Investing in the ESG funds graph has shown it is a money-making opportunity that is gaining popularity with every passing year.

Where do most ESG funds go? What companies are ESG?

The top-performing funds bet heavily on finance and technology services companies, which have historically been low-emission sectors. Tech companies, including Apple Inc, Microsoft Corp., and Alphabet Inc., were staples of many of the top-performing ESG funds, as were credit-card companies Mastercard and Visa Inc. Health-care companies Danaher Corp. and Thermo Fisher Scientific Inc. were other standouts, even though healthcare was one of the worst-performing sectors in the Russell 1000 Growth Index during much of last year.

Still a long way to go

Sustainable mutual and exchange-traded funds held $137.3 billion in total assets at the end of 2019 — or less than 1% of the $20.7 trillion held in the universe of exchange-traded and mutual funds in the U.S.

What are the best ESG funds?

UK

The best fund in the UK is the Pictet Global Environmental Opportunities fund which has delivered a return of 31.8% year to date(2019) and covers sectors like energy efficiency and pollution control. Environmental monitoring equipment has been a strong theme for this fund. Holdings tapping into this trend include Agilent, Thermo Fisher, and Ecolab. Of course, one downside of the growing attention these companies are getting is that their share prices are now starting to look expensive.

US/Global

Morgan Stanley’s Global Opportunity Fund(managed by Kristian Heugh) focuses on finding companies that use strong management to minimize negative impacts on the society and environment over time. It also incorporates sustainability analysis into every portfolio position they take. Its benchmark index is MSCI All Country World and it has an annual return of 17.60% over a period of 5 years.

India

ESG is on the lips of most of the advisors and fund managers. Quantum Mutual Fund was the first one to launch an ESG scheme, followed by SBI Mutual Fund. The issue that mutual fund advisors have with ESG funds is that there are not many companies in India that fall in the ambit of the ESG index. The ESG index has been in India for some time now but the issue is companies are mostly large-cap in the index.

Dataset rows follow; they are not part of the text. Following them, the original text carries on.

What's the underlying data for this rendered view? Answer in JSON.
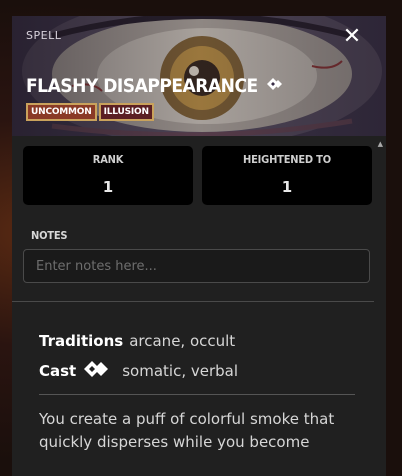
{
  "header": {
    "type_label": "SPELL",
    "title": "FLASHY DISAPPEARANCE",
    "close_icon": "close-icon",
    "action_icon": "two-action-icon",
    "traits": [
      "UNCOMMON",
      "ILLUSION"
    ]
  },
  "stats": {
    "rank_label": "RANK",
    "rank_value": "1",
    "heightened_label": "HEIGHTENED TO",
    "heightened_value": "1"
  },
  "notes": {
    "label": "NOTES",
    "placeholder": "Enter notes here..."
  },
  "details": {
    "traditions_label": "Traditions",
    "traditions_value": "arcane, occult",
    "cast_label": "Cast",
    "cast_icon": "two-action-icon",
    "cast_value": "somatic, verbal",
    "description": "You create a puff of colorful smoke that quickly disperses while you become"
  },
  "colors": {
    "panel_bg": "#202020",
    "trait_border": "#c9a25c",
    "trait_uncommon": "#8a3a26",
    "trait_illusion": "#5b1f23"
  }
}
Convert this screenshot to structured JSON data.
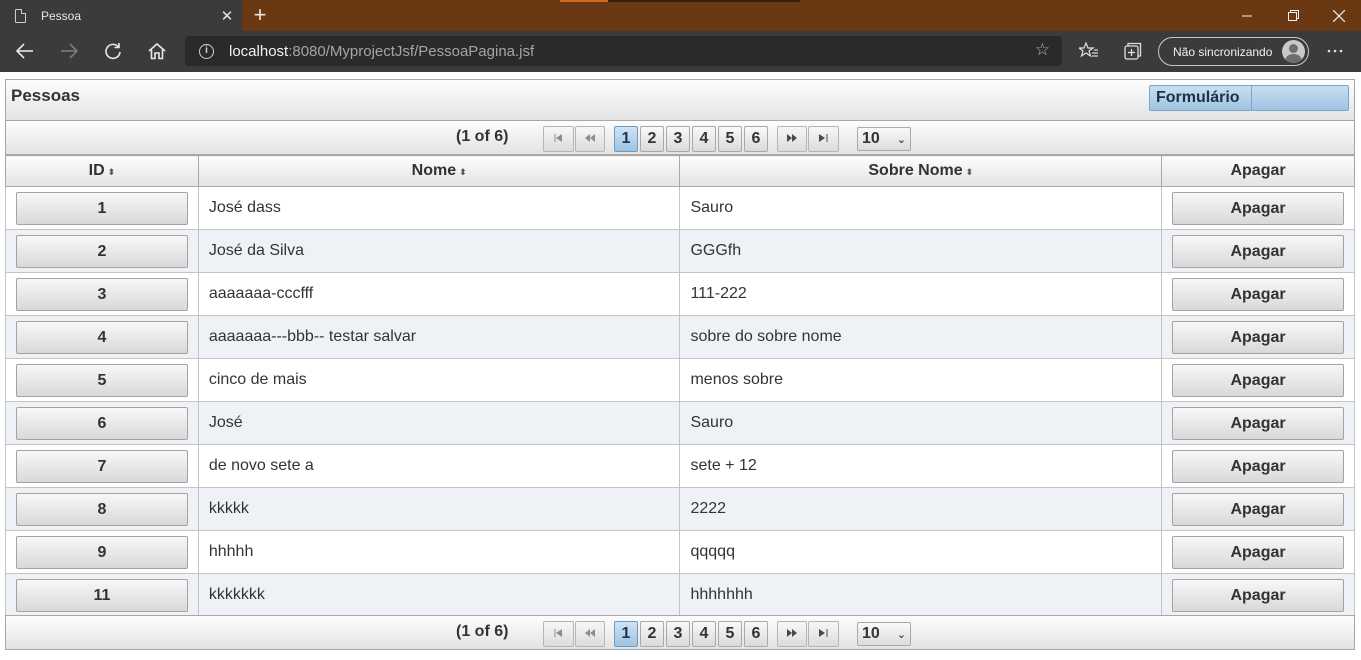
{
  "browser": {
    "tab_title": "Pessoa",
    "close_glyph": "✕",
    "new_tab_glyph": "+",
    "url_host": "localhost",
    "url_path": ":8080/MyprojectJsf/PessoaPagina.jsf",
    "profile_label": "Não sincronizando",
    "icons": [
      "back-icon",
      "forward-icon",
      "refresh-icon",
      "home-icon",
      "info-icon",
      "star-icon",
      "favorites-icon",
      "collections-icon",
      "more-icon"
    ]
  },
  "panel": {
    "title": "Pessoas",
    "form_button": "Formulário"
  },
  "paginator": {
    "current": "(1 of 6)",
    "pages": [
      "1",
      "2",
      "3",
      "4",
      "5",
      "6"
    ],
    "selected_page": "1",
    "rows_per_page": "10"
  },
  "table": {
    "headers": [
      "ID",
      "Nome",
      "Sobre Nome",
      "Apagar"
    ],
    "rows": [
      {
        "id": "1",
        "nome": "José dass",
        "sobrenome": "Sauro",
        "action": "Apagar"
      },
      {
        "id": "2",
        "nome": "José da Silva",
        "sobrenome": "GGGfh",
        "action": "Apagar"
      },
      {
        "id": "3",
        "nome": "aaaaaaa-cccfff",
        "sobrenome": "111-222",
        "action": "Apagar"
      },
      {
        "id": "4",
        "nome": "aaaaaaa---bbb-- testar salvar",
        "sobrenome": "sobre do sobre nome",
        "action": "Apagar"
      },
      {
        "id": "5",
        "nome": "cinco de mais",
        "sobrenome": "menos sobre",
        "action": "Apagar"
      },
      {
        "id": "6",
        "nome": "José",
        "sobrenome": "Sauro",
        "action": "Apagar"
      },
      {
        "id": "7",
        "nome": "de novo sete a",
        "sobrenome": "sete + 12",
        "action": "Apagar"
      },
      {
        "id": "8",
        "nome": "kkkkk",
        "sobrenome": "2222",
        "action": "Apagar"
      },
      {
        "id": "9",
        "nome": "hhhhh",
        "sobrenome": "qqqqq",
        "action": "Apagar"
      },
      {
        "id": "11",
        "nome": "kkkkkkk",
        "sobrenome": "hhhhhhh",
        "action": "Apagar"
      }
    ]
  }
}
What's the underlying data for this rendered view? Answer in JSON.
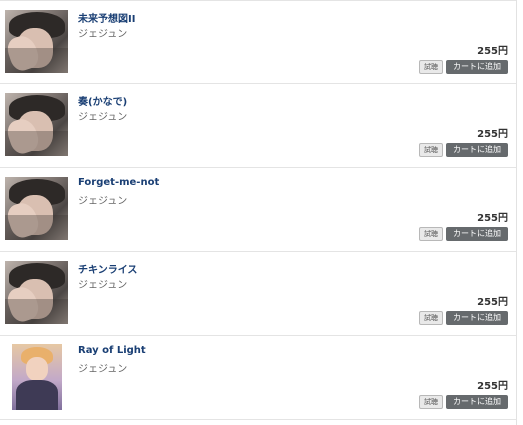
{
  "tracks": [
    {
      "title": "未来予想図II",
      "artist": "ジェジュン",
      "price": "255円",
      "try_label": "試聴",
      "cart_label": "カートに追加"
    },
    {
      "title": "奏(かなで)",
      "artist": "ジェジュン",
      "price": "255円",
      "try_label": "試聴",
      "cart_label": "カートに追加"
    },
    {
      "title": "Forget-me-not",
      "artist": "ジェジュン",
      "price": "255円",
      "try_label": "試聴",
      "cart_label": "カートに追加"
    },
    {
      "title": "チキンライス",
      "artist": "ジェジュン",
      "price": "255円",
      "try_label": "試聴",
      "cart_label": "カートに追加"
    },
    {
      "title": "Ray of Light",
      "artist": "ジェジュン",
      "price": "255円",
      "try_label": "試聴",
      "cart_label": "カートに追加"
    }
  ],
  "colors": {
    "title": "#1a3f74",
    "cart_button": "#666a6d"
  }
}
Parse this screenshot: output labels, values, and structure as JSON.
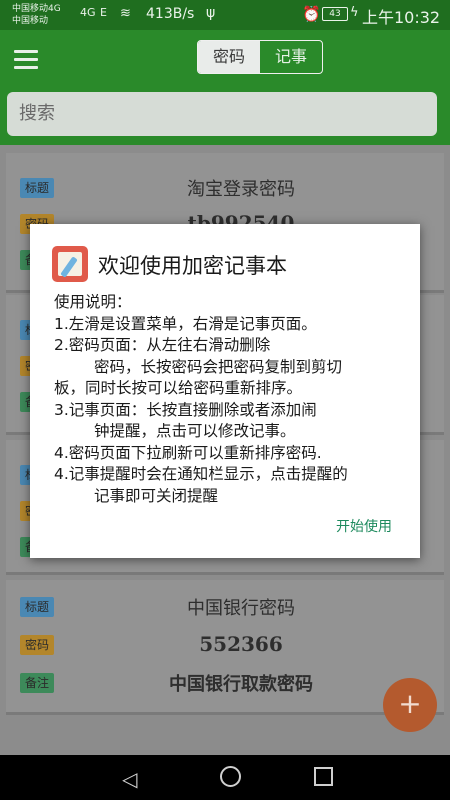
{
  "status": {
    "carrier1": "中国移动4G",
    "carrier2": "中国移动",
    "sig1": "4G",
    "sig2": "E",
    "speed": "413B/s",
    "battery": "43",
    "time": "上午10:32"
  },
  "appbar": {
    "tab_password": "密码",
    "tab_notes": "记事"
  },
  "search": {
    "placeholder": "搜索"
  },
  "tags": {
    "title": "标题",
    "password": "密码",
    "note": "备注"
  },
  "cards": [
    {
      "title": "淘宝登录密码",
      "password": "tb992540",
      "note": ""
    },
    {
      "title": "中国银行密码",
      "password": "552366",
      "note": "中国银行取款密码"
    }
  ],
  "fab": {
    "label": "+"
  },
  "dialog": {
    "title": "欢迎使用加密记事本",
    "lines": [
      "使用说明：",
      "1.左滑是设置菜单，右滑是记事页面。",
      "2.密码页面：从左往右滑动删除",
      "密码，长按密码会把密码复制到剪切",
      "板，同时长按可以给密码重新排序。",
      "3.记事页面：长按直接删除或者添加闹",
      "钟提醒，点击可以修改记事。",
      "4.密码页面下拉刷新可以重新排序密码.",
      "4.记事提醒时会在通知栏显示，点击提醒的",
      "记事即可关闭提醒"
    ],
    "button": "开始使用"
  },
  "colors": {
    "accent_green": "#2a8a2a",
    "fab": "#b45a2e",
    "dialog_button": "#1e8a5e"
  },
  "icons": {
    "menu": "hamburger-icon",
    "fab": "plus-icon",
    "nav_back": "back-triangle-icon",
    "nav_home": "home-circle-icon",
    "nav_recent": "recent-square-icon",
    "dialog": "notepad-app-icon"
  }
}
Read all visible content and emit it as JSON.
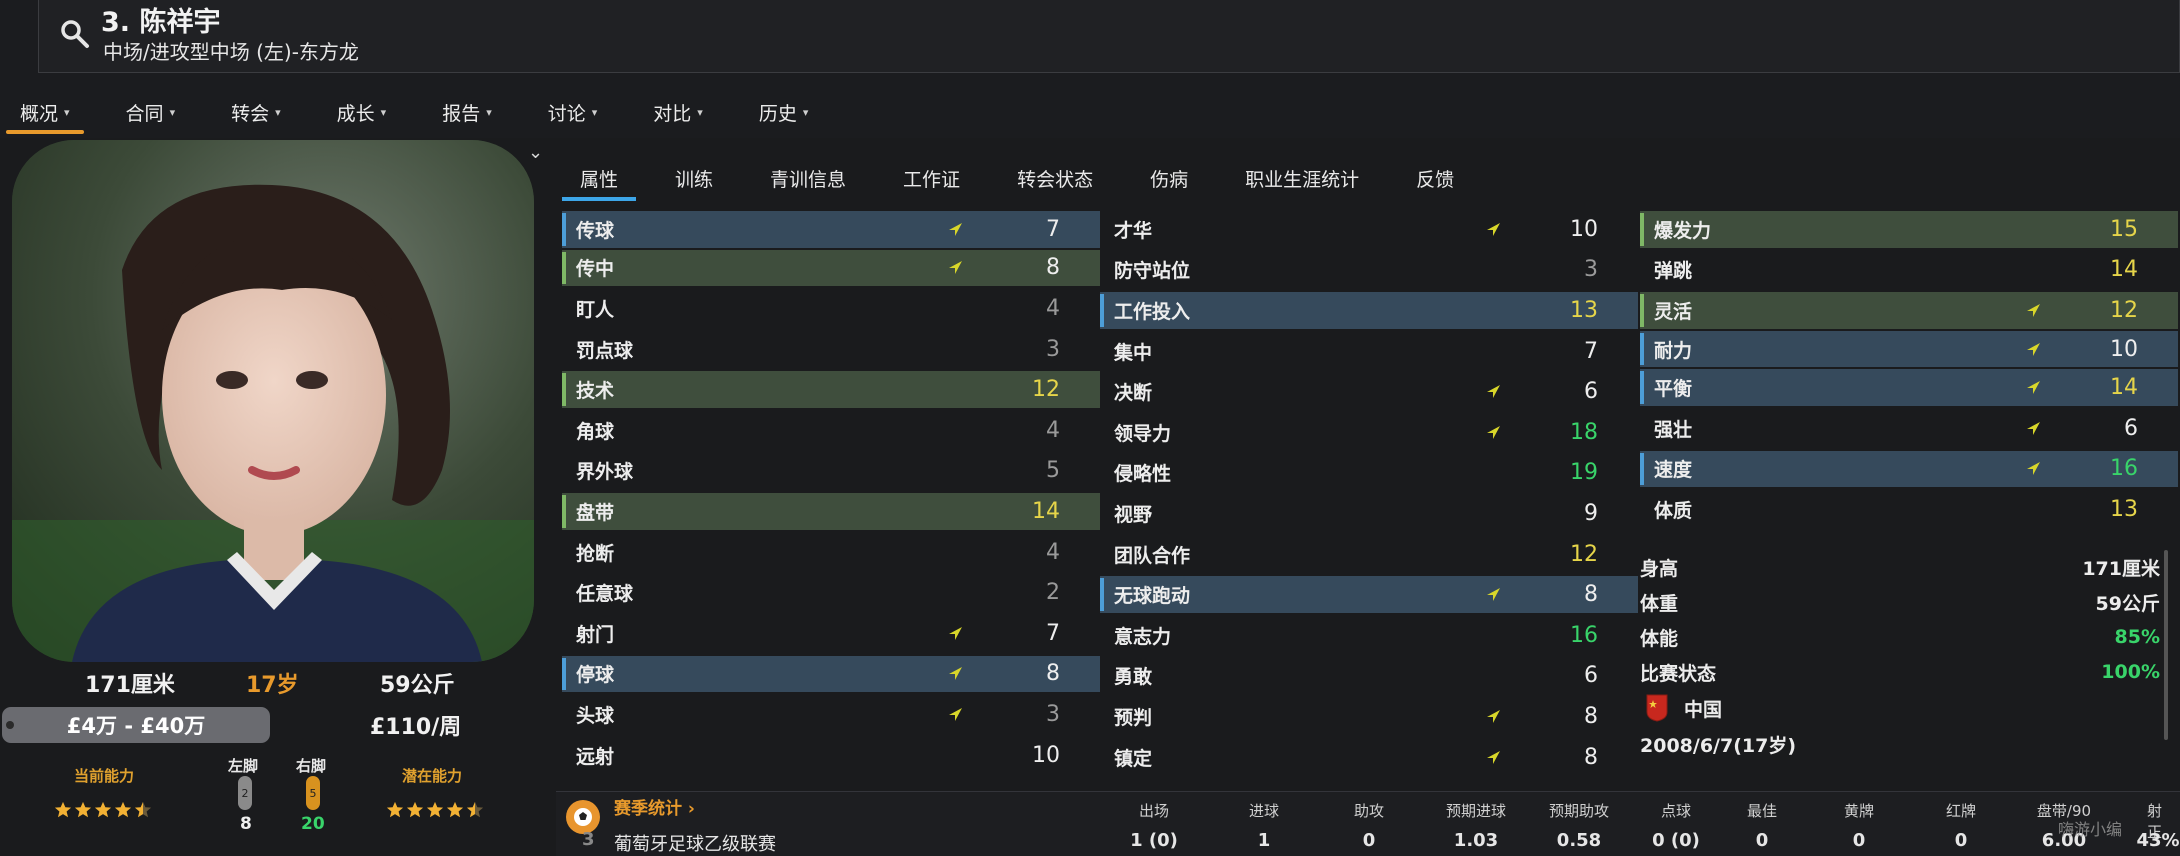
{
  "header": {
    "name": "3. 陈祥宇",
    "role": "中场/进攻型中场 (左)-东方龙"
  },
  "nav": [
    "概况",
    "合同",
    "转会",
    "成长",
    "报告",
    "讨论",
    "对比",
    "历史"
  ],
  "profile": {
    "height": "171厘米",
    "age": "17岁",
    "weight": "59公斤",
    "value": "£4万 - £40万",
    "wage": "£110/周",
    "current_ability_label": "当前能力",
    "left_foot_label": "左脚",
    "right_foot_label": "右脚",
    "left_foot_value": "8",
    "right_foot_value": "20",
    "left_foot_badge": "2",
    "right_foot_badge": "5",
    "potential_label": "潜在能力",
    "current_stars": 4.5,
    "potential_stars": 4.5
  },
  "tabs": [
    "属性",
    "训练",
    "青训信息",
    "工作证",
    "转会状态",
    "伤病",
    "职业生涯统计",
    "反馈"
  ],
  "technical": [
    {
      "name": "传球",
      "value": "7",
      "hl": "b",
      "arrow": true
    },
    {
      "name": "传中",
      "value": "8",
      "hl": "g",
      "arrow": true
    },
    {
      "name": "盯人",
      "value": "4",
      "hl": "",
      "arrow": false
    },
    {
      "name": "罚点球",
      "value": "3",
      "hl": "",
      "arrow": false
    },
    {
      "name": "技术",
      "value": "12",
      "hl": "g",
      "arrow": false
    },
    {
      "name": "角球",
      "value": "4",
      "hl": "",
      "arrow": false
    },
    {
      "name": "界外球",
      "value": "5",
      "hl": "",
      "arrow": false
    },
    {
      "name": "盘带",
      "value": "14",
      "hl": "g",
      "arrow": false
    },
    {
      "name": "抢断",
      "value": "4",
      "hl": "",
      "arrow": false
    },
    {
      "name": "任意球",
      "value": "2",
      "hl": "",
      "arrow": false
    },
    {
      "name": "射门",
      "value": "7",
      "hl": "",
      "arrow": true
    },
    {
      "name": "停球",
      "value": "8",
      "hl": "b",
      "arrow": true
    },
    {
      "name": "头球",
      "value": "3",
      "hl": "",
      "arrow": true
    },
    {
      "name": "远射",
      "value": "10",
      "hl": "",
      "arrow": false
    }
  ],
  "mental": [
    {
      "name": "才华",
      "value": "10",
      "hl": "",
      "arrow": true
    },
    {
      "name": "防守站位",
      "value": "3",
      "hl": "",
      "arrow": false
    },
    {
      "name": "工作投入",
      "value": "13",
      "hl": "b",
      "arrow": false
    },
    {
      "name": "集中",
      "value": "7",
      "hl": "",
      "arrow": false
    },
    {
      "name": "决断",
      "value": "6",
      "hl": "",
      "arrow": true
    },
    {
      "name": "领导力",
      "value": "18",
      "hl": "",
      "arrow": true
    },
    {
      "name": "侵略性",
      "value": "19",
      "hl": "",
      "arrow": false
    },
    {
      "name": "视野",
      "value": "9",
      "hl": "",
      "arrow": false
    },
    {
      "name": "团队合作",
      "value": "12",
      "hl": "",
      "arrow": false
    },
    {
      "name": "无球跑动",
      "value": "8",
      "hl": "b",
      "arrow": true
    },
    {
      "name": "意志力",
      "value": "16",
      "hl": "",
      "arrow": false
    },
    {
      "name": "勇敢",
      "value": "6",
      "hl": "",
      "arrow": false
    },
    {
      "name": "预判",
      "value": "8",
      "hl": "",
      "arrow": true
    },
    {
      "name": "镇定",
      "value": "8",
      "hl": "",
      "arrow": true
    }
  ],
  "physical": [
    {
      "name": "爆发力",
      "value": "15",
      "hl": "g",
      "arrow": false
    },
    {
      "name": "弹跳",
      "value": "14",
      "hl": "",
      "arrow": false
    },
    {
      "name": "灵活",
      "value": "12",
      "hl": "g",
      "arrow": true
    },
    {
      "name": "耐力",
      "value": "10",
      "hl": "b",
      "arrow": true
    },
    {
      "name": "平衡",
      "value": "14",
      "hl": "b",
      "arrow": true
    },
    {
      "name": "强壮",
      "value": "6",
      "hl": "",
      "arrow": true
    },
    {
      "name": "速度",
      "value": "16",
      "hl": "b",
      "arrow": true
    },
    {
      "name": "体质",
      "value": "13",
      "hl": "",
      "arrow": false
    }
  ],
  "info": {
    "height_label": "身高",
    "height_value": "171厘米",
    "weight_label": "体重",
    "weight_value": "59公斤",
    "fitness_label": "体能",
    "fitness_value": "85%",
    "form_label": "比赛状态",
    "form_value": "100%",
    "nation": "中国",
    "dob": "2008/6/7(17岁)"
  },
  "season": {
    "title": "赛季统计 ›",
    "headers": [
      "出场",
      "进球",
      "助攻",
      "预期进球",
      "预期助攻",
      "点球",
      "最佳",
      "黄牌",
      "红牌",
      "盘带/90",
      "射正"
    ],
    "league": "葡萄牙足球乙级联赛",
    "league_badge": "3",
    "row": [
      "1 (0)",
      "1",
      "0",
      "1.03",
      "0.58",
      "0 (0)",
      "0",
      "0",
      "0",
      "6.00",
      "43%"
    ]
  },
  "colors": {
    "accent": "#e89a2c",
    "tab": "#3da6e8",
    "green_hl": "#3f4e3d",
    "blue_hl": "#364a5c"
  },
  "watermark": "嗨游小编"
}
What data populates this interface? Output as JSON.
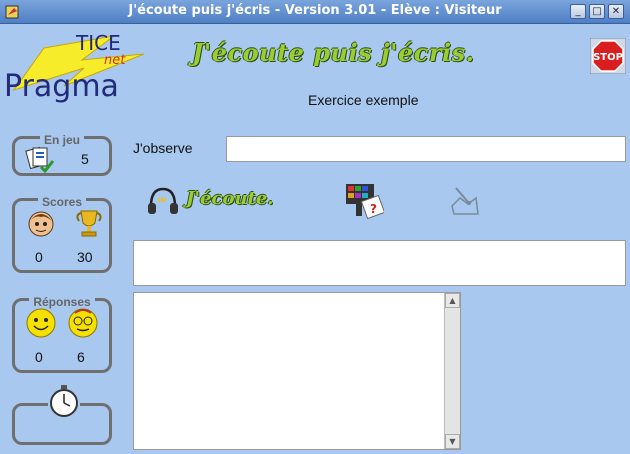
{
  "window": {
    "title": "J'écoute puis j'écris - Version 3.01 - Elève : Visiteur",
    "minimize": "_",
    "maximize": "□",
    "close": "✕"
  },
  "logo": {
    "line1": "TICE",
    "line2": "net",
    "line3": "Pragma"
  },
  "app_heading": "J'écoute puis j'écris.",
  "exercise_title": "Exercice exemple",
  "stop_label": "STOP",
  "panels": {
    "en_jeu": {
      "label": "En jeu",
      "value": "5"
    },
    "scores": {
      "label": "Scores",
      "student": "0",
      "trophy": "30"
    },
    "reponses": {
      "label": "Réponses",
      "correct": "0",
      "wrong": "6"
    }
  },
  "observe": {
    "label": "J'observe",
    "value": ""
  },
  "ecoute_label": "J'écoute.",
  "answer_field": {
    "value": ""
  },
  "textarea": {
    "value": ""
  },
  "icons": {
    "app": "app-icon",
    "cards": "cards-icon",
    "student": "student-face-icon",
    "trophy": "trophy-icon",
    "smiley_happy": "smiley-icon",
    "smiley_wink": "smiley-glasses-icon",
    "stopwatch": "stopwatch-icon",
    "headphones": "headphones-icon",
    "keyboard": "keyboard-icon",
    "write": "write-hand-icon"
  },
  "colors": {
    "background": "#a8c8f0",
    "heading_green": "#9acd32",
    "stop_red": "#d81e1e"
  }
}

ESG in time of Coronavirus

The world economy has seen a sharp downfall and most of the world market is down 20-30% from the peak. ESG funds are exhibiting some resilience so far in the downturn. But experts cautioned against reading too deeply into their short-term relative better performance.

Find out how coronavirus is impacting the global economy.

The world economy going south is also forcing some ESG investors to reconsider their corporate engagement strategies as many companies struggle just to stay afloat to refit their factories to produce needed medical supplies. Fredrik Henzler, a partner at Partners Group Holding AG, said the Swiss private equity firm is postponing some 2020 ESG initiatives for the hardest-hit companies in its portfolio.

Overall, it is an interesting way of investing where your investments do not give good returns but also a satisfaction that your investments are with companies which are environmentally friendly and socially responsible.